Although the acquisition cost is going up, brokerages with financial muscle are aggressively ramping up their franchise network. With margins under pressure, brokerages feel that it is economical to have a franchise than a sub-broker.

The smaller and mid-sized brokerages are shying away from the numbers games and are keeping their franchise count “more-or-less the same.”

For brokerages, margins have dropped by about 30 per cent, while franchise acquisition costs are increasing by 10 per cent every year.

“We have always been aggressive on franchises. We open 1,500 to 2,000 franchises a year and about 150 franchises a month. We are going to continue opening the same number of franchises,” said Vinay Agrawal, Executive Director — Equities Broking, Angel Broking, which has a network of about 8,000 franchises across India. The capital expenditure that it incurs is about three per cent of the franchise’s turnover.

The franchise drop-out rate, according to marketmen, is 15-20 per cent.

Uncertain scenario

However, due to uncertain market condition, brokerages agree that customer acquisition has been slow. “We have seen about 30 per cent reduction in activation,” added Agrawal. Franchises contribute about 45 per cent of Angel Broking’s revenue.

Motilal Oswal Securities is also aggressively ramping up its franchises. It has 1,500 franchises in 565 cities. “We are aggressively ramping up franchises. Every month we are opening 15-20 new outlets. Focus is on franchises, Internet and on ramping up bigger city branches. We are looking at maximising per unit revenue growth,” said Motilal Oswal, CMD.

However, brokerages such as Geojit BNP Paribas and Unicon Financial Intermediaries are not looking at franchise expansion owing to the bad market scenario.

“We are not aggressively looking at expanding our franchise network.
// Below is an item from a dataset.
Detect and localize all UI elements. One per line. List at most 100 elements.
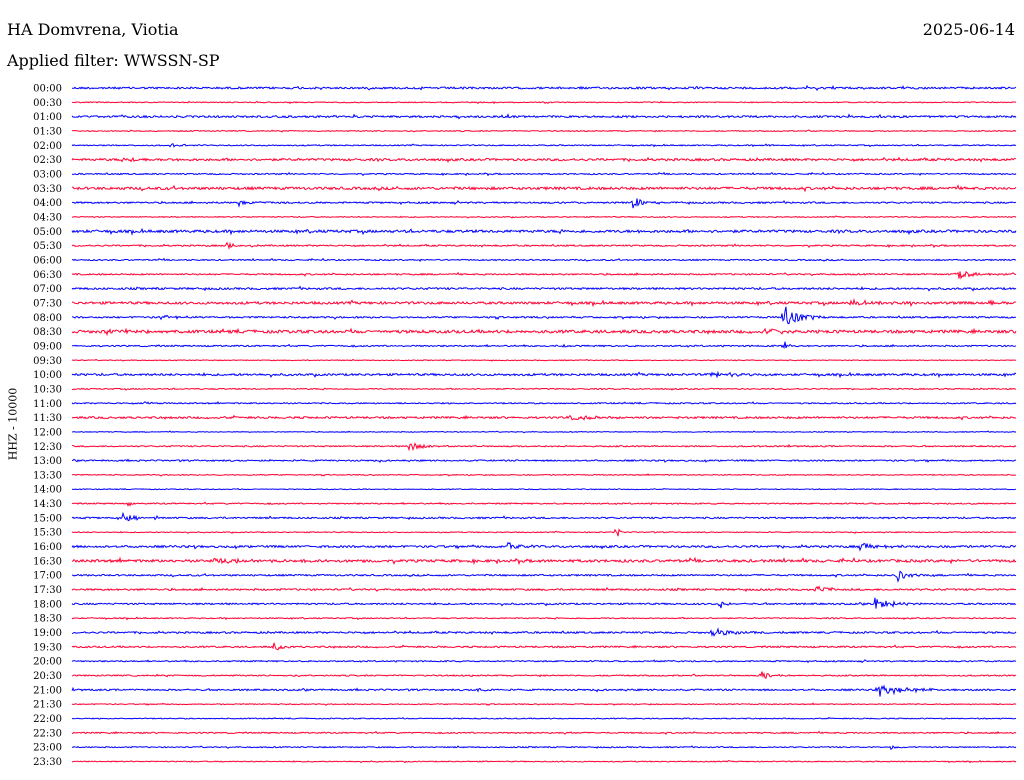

Due to the business environment, we are only looking at selective expansion of the franchise network,” said C.J. George, MD, Geojit BNP Paribas. The Kochi-based brokerage has a network of about 200 franchises. Most of their franchises are in the South.
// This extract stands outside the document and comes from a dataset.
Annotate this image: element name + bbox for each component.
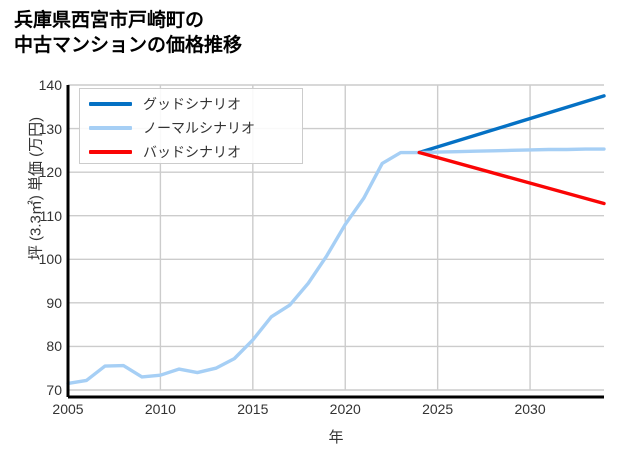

They prefer to keep franchises near to their branch offices so that they can maintain the standards of investor service.

Low margins

Unicon Financial Intermediaries, which has about 400 franchises in India, has brought down the number of people in its franchise acquisition team. “We are not looking at expansion due to low margins. In fact, we have down-sized our franchise acquisition team to 20 from 50,” said Gajendra Nagpal, Founder and CEO, Unicon Financial Intermediaries.

“Due to the uncertain business environment, the franchise drop-out rate has been significantly higher,” said Nagpal.

Although bigger brokerages agree that acquisition costs are mounting, they feel that they have to continue expansion. “Business cannot go on without optimism,” said a director at a leading brokerage.